David Harsanyi of the Federalist chides media outlets for misstating the nature of a case heading to the U.S. Supreme Court.
This week, the Supreme Court agreed to hear the case of Masterpiece Cakeshop owner Jack Phillips, the man who refused to create a specialty wedding cake for a same-sex couple in Colorado in 2012. … Yet the stories that dominate coverage not only distort the public’s understanding of the case, but also its serious implications.
For one thing, no matter how many times people repeat it, the case isn’t about discrimination or challenging gay marriage. When the news first broke, for instance, USA Today tweeted “The Supreme Court has agreed to reopen the national debate over same-sex marriage.” The headline (and story) at the website was worse: “Supreme Court will hear religious liberty challenge to gay weddings.” Others similarly framed the case. (And don’t worry, “religious liberty” is almost always solidly ensconced inside quotation marks to indicate that social conservatives are just using it as a facade.)
There is an impulse to frame every issue as a clash between the tolerant and closeminded. But the Masterpiece case doesn’t challenge, undermine, or re-litigate the issue of same-sex marriage in America. Gay marriage wasn’t even legal in Colorado when this incident occurred.
So the Associated Press’ headline and story — “Supreme Court Will Decide If Baker Can Refuse Gay Couple Wedding Cake” — is also wrong. As is The New York Times headline: “Justices to Hear Case on Baker’s Refusal to Serve Gay Couple,” which was later changed to the even worse “Justices to Hear Case on Religious Objections to Same-Sex Marriage.”

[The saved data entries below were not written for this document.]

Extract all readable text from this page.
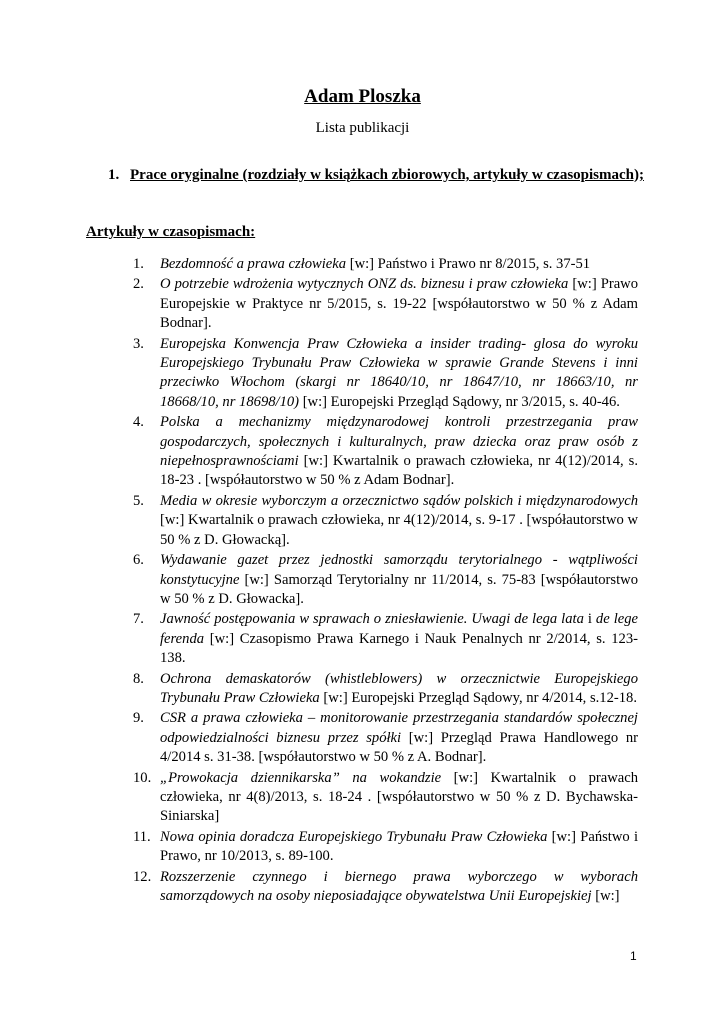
Adam Ploszka
Lista publikacji
1. Prace oryginalne (rozdziały w książkach zbiorowych, artykuły w czasopismach);
Artykuły w czasopismach:
1. Bezdomność a prawa człowieka [w:] Państwo i Prawo nr 8/2015, s. 37-51
2. O potrzebie wdrożenia wytycznych ONZ ds. biznesu i praw człowieka [w:] Prawo Europejskie w Praktyce nr 5/2015, s. 19-22 [współautorstwo w 50 % z Adam Bodnar].
3. Europejska Konwencja Praw Człowieka a insider trading- glosa do wyroku Europejskiego Trybunału Praw Człowieka w sprawie Grande Stevens i inni przeciwko Włochom (skargi nr 18640/10, nr 18647/10, nr 18663/10, nr 18668/10, nr 18698/10) [w:] Europejski Przegląd Sądowy, nr 3/2015, s. 40-46.
4. Polska a mechanizmy międzynarodowej kontroli przestrzegania praw gospodarczych, społecznych i kulturalnych, praw dziecka oraz praw osób z niepełnosprawnościami [w:] Kwartalnik o prawach człowieka, nr 4(12)/2014, s. 18-23 . [współautorstwo w 50 % z Adam Bodnar].
5. Media w okresie wyborczym a orzecznictwo sądów polskich i międzynarodowych [w:] Kwartalnik o prawach człowieka, nr 4(12)/2014, s. 9-17 . [współautorstwo w 50 % z D. Głowacką].
6. Wydawanie gazet przez jednostki samorządu terytorialnego - wątpliwości konstytucyjne [w:] Samorząd Terytorialny nr 11/2014, s. 75-83 [współautorstwo w 50 % z D. Głowacka].
7. Jawność postępowania w sprawach o zniesławienie. Uwagi de lega lata i de lege ferenda [w:] Czasopismo Prawa Karnego i Nauk Penalnych nr 2/2014, s. 123-138.
8. Ochrona demaskatorów (whistleblowers) w orzecznictwie Europejskiego Trybunału Praw Człowieka [w:] Europejski Przegląd Sądowy, nr 4/2014, s.12-18.
9. CSR a prawa człowieka – monitorowanie przestrzegania standardów społecznej odpowiedzialności biznesu przez spółki [w:] Przegląd Prawa Handlowego nr 4/2014 s. 31-38. [współautorstwo w 50 % z A. Bodnar].
10. „Prowokacja dziennikarska” na wokandzie [w:] Kwartalnik o prawach człowieka, nr 4(8)/2013, s. 18-24 . [współautorstwo w 50 % z D. Bychawska-Siniarska]
11. Nowa opinia doradcza Europejskiego Trybunału Praw Człowieka [w:] Państwo i Prawo, nr 10/2013, s. 89-100.
12. Rozszerzenie czynnego i biernego prawa wyborczego w wyborach samorządowych na osoby nieposiadające obywatelstwa Unii Europejskiej [w:]
1
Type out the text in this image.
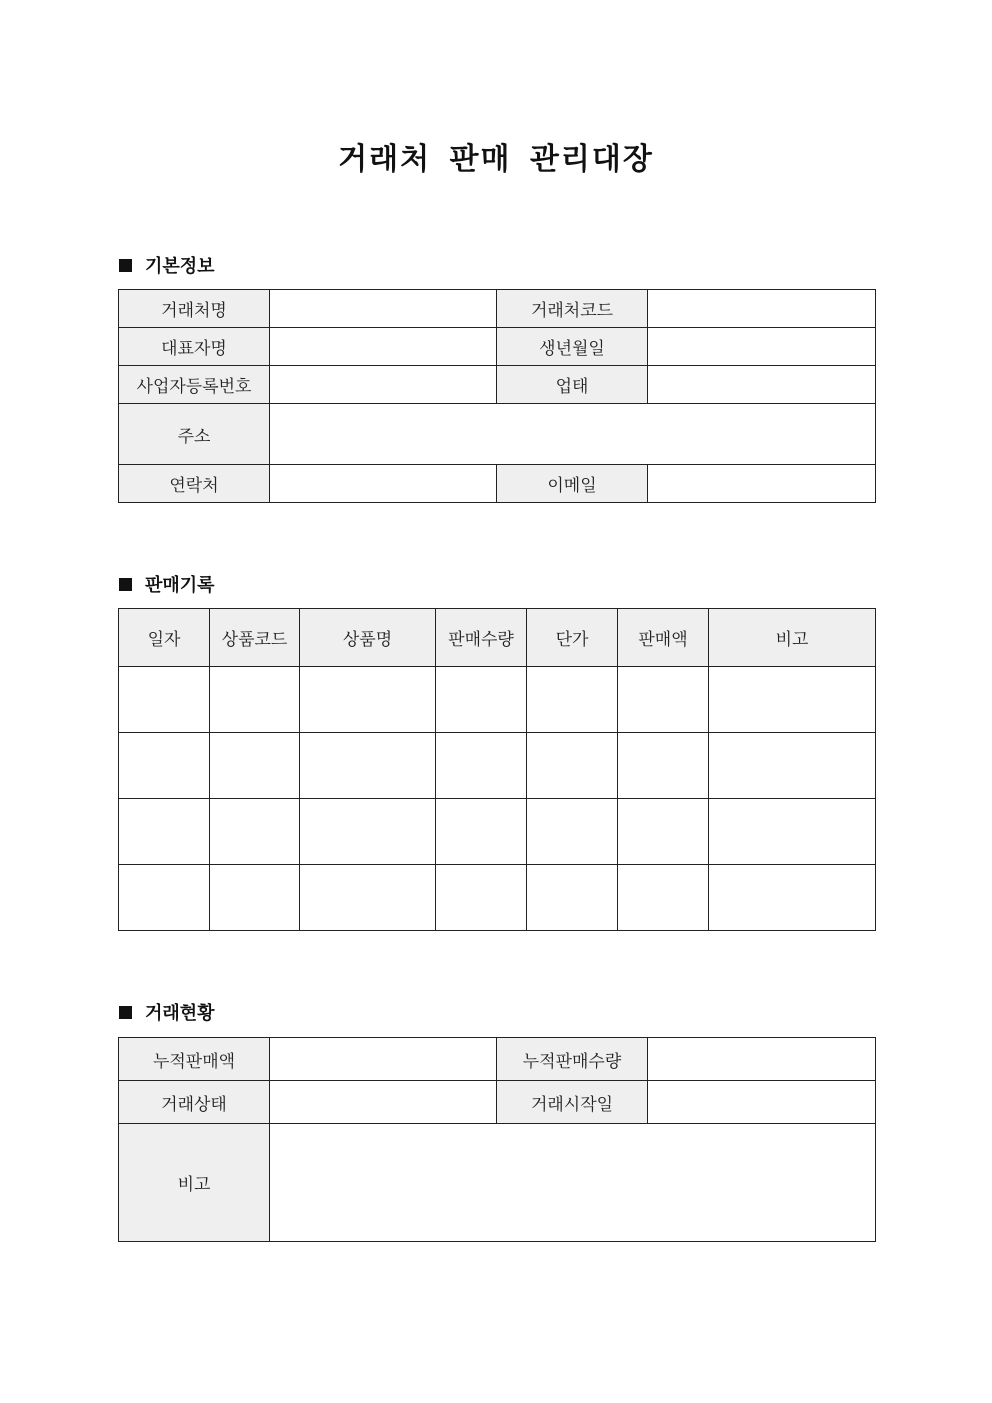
거래처 판매 관리대장
기본정보
거래처명		거래처코드	
대표자명		생년월일	
사업자등록번호		업태	
주소			
연락처		이메일	
판매기록
일자	상품코드	상품명	판매수량	단가	판매액	비고

거래현황
누적판매액		누적판매수량	
거래상태		거래시작일	
비고			
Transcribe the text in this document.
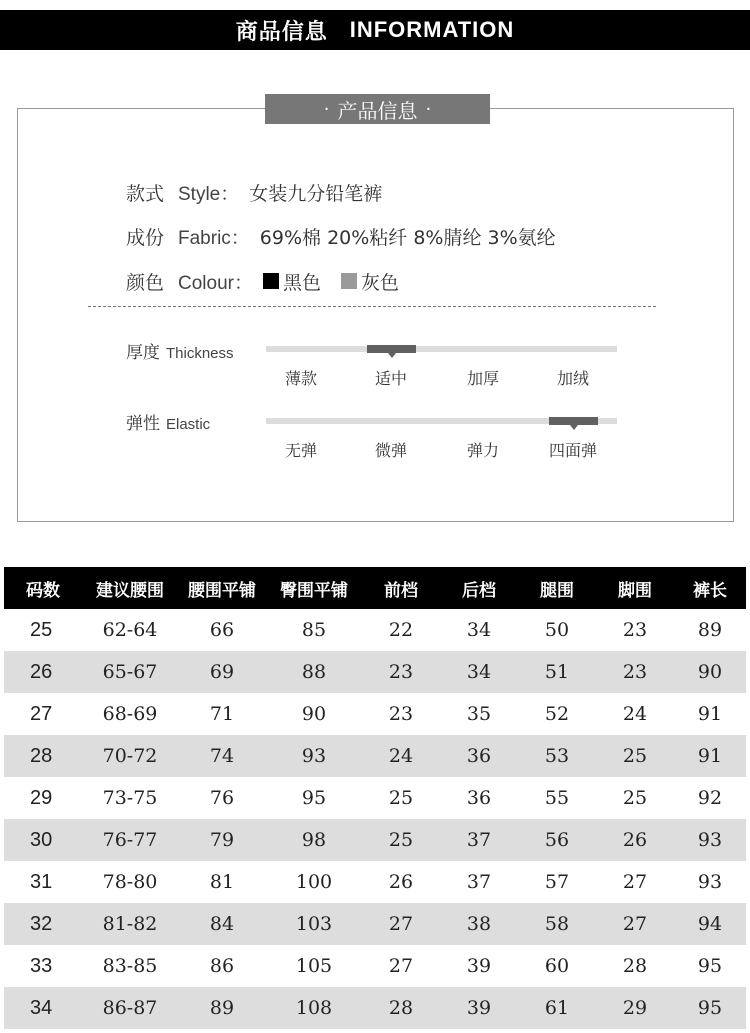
商品信息 INFORMATION
· 产品信息 ·
款式 Style： 女装九分铅笔裤
成份 Fabric： 69%棉 20%粘纤 8%腈纶 3%氨纶
颜色 Colour： 黑色
灰色
厚度 Thickness
薄款	适中	加厚	加绒
弹性 Elastic
无弹	微弹	弹力	四面弹
码数	建议腰围	腰围平铺	臀围平铺	前档	后档	腿围	脚围	裤长
25	62-64	66	85	22	34	50	23	89
26	65-67	69	88	23	34	51	23	90
27	68-69	71	90	23	35	52	24	91
28	70-72	74	93	24	36	53	25	91
29	73-75	76	95	25	36	55	25	92
30	76-77	79	98	25	37	56	26	93
31	78-80	81	100	26	37	57	27	93
32	81-82	84	103	27	38	58	27	94
33	83-85	86	105	27	39	60	28	95
34	86-87	89	108	28	39	61	29	95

A person with only passing interest in this case might be led to believe that Phillips is fighting to hang a “No Gays Allowed” sign in his shop. In truth, he never “refused” to serve a gay couple. He didn’t even really refuse to sell them a wedding cake, which they could have bought without incident. Everything in his shop was available to gays and straights and anyone else who walked in his door. What Phillips did was refuse to use his skills to design and bake a unique cake and participate in a gay wedding.